Taking into account a) and b), do you think the current draft of the GNU Herds 
Charter have some problem?  That is to say, there is democracy in it, so IMHO 
if member majority want to kill the project they can and must kill it.


I propose we follow improving the Charter but keeping it flagged as draft, at 
least for one year more.  Anyhow the webapp will follow on production, beta 
or alpha state according to the circumstances.
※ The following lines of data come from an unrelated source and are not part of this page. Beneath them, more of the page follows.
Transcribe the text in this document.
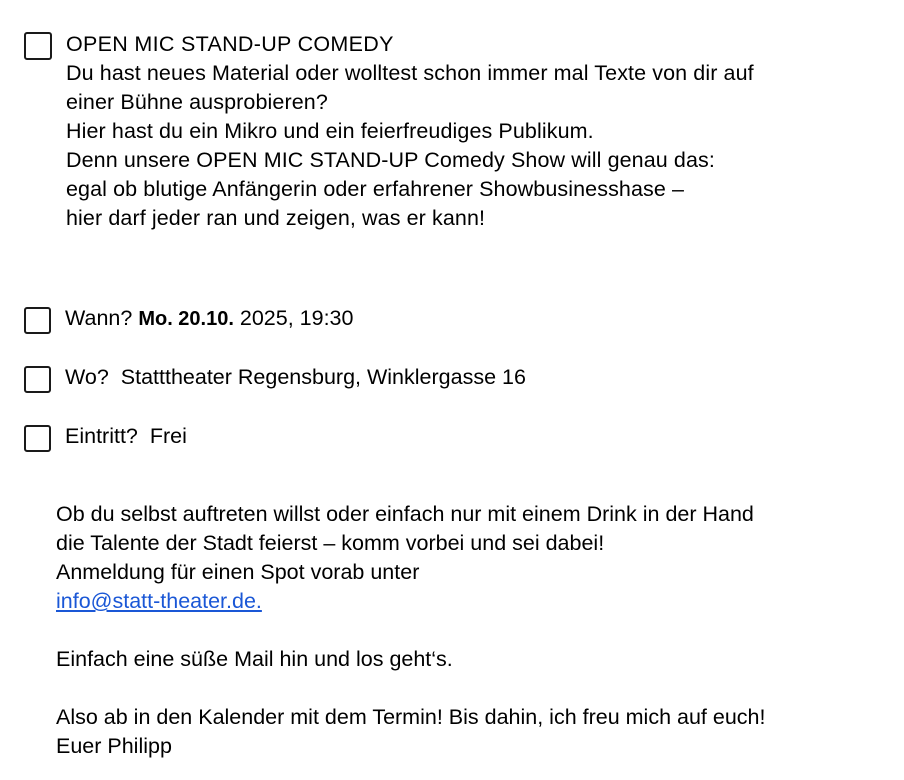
OPEN MIC STAND-UP COMEDY
Du hast neues Material oder wolltest schon immer mal Texte von dir auf
einer Bühne ausprobieren?
Hier hast du ein Mikro und ein feierfreudiges Publikum.
Denn unsere OPEN MIC STAND-UP Comedy Show will genau das:
egal ob blutige Anfängerin oder erfahrener Showbusinesshase –
hier darf jeder ran und zeigen, was er kann!
Wann? Mo. 20.10. 2025, 19:30
Wo?  Statttheater Regensburg, Winklergasse 16
Eintritt?  Frei
Ob du selbst auftreten willst oder einfach nur mit einem Drink in der Hand
die Talente der Stadt feierst – komm vorbei und sei dabei!
Anmeldung für einen Spot vorab unter
info@statt-theater.de.
Einfach eine süße Mail hin und los geht‘s.
Also ab in den Kalender mit dem Termin! Bis dahin, ich freu mich auf euch!
Euer Philipp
New task to analyze this subject now or later:
  [task]: http://savannah.nongnu.org/task/?8188



> Otherwise, there were three types of problem:
>   1. people attempting to "play" the constitution (inevitable?);
>   2. attempts to modify the constitution;
>   3. initial failure of the executive to adopt working rules.
>
> If I was doing it again, I'd address them by:
>   1. self-destructing neatly if people start playing about;
>   2. try to avoid modifying it and decide that the oldest or newest
>      section "wins" if there are inconsistent modifications;
>   3. require adoption of working rules for meetings and elections to
>      be the first act of the executive.
>
> Phil Hands also wrote that 20 was too high a quorum.  The 17 in the
> UKTUG one isn't much better.
>
> My history of AFFS up to my resignation is at
> http://mjr.towers.org.uk/writing/stateoftheaffs.html
> If we have 20 AFFS members (probably from 2005!), we could restart it.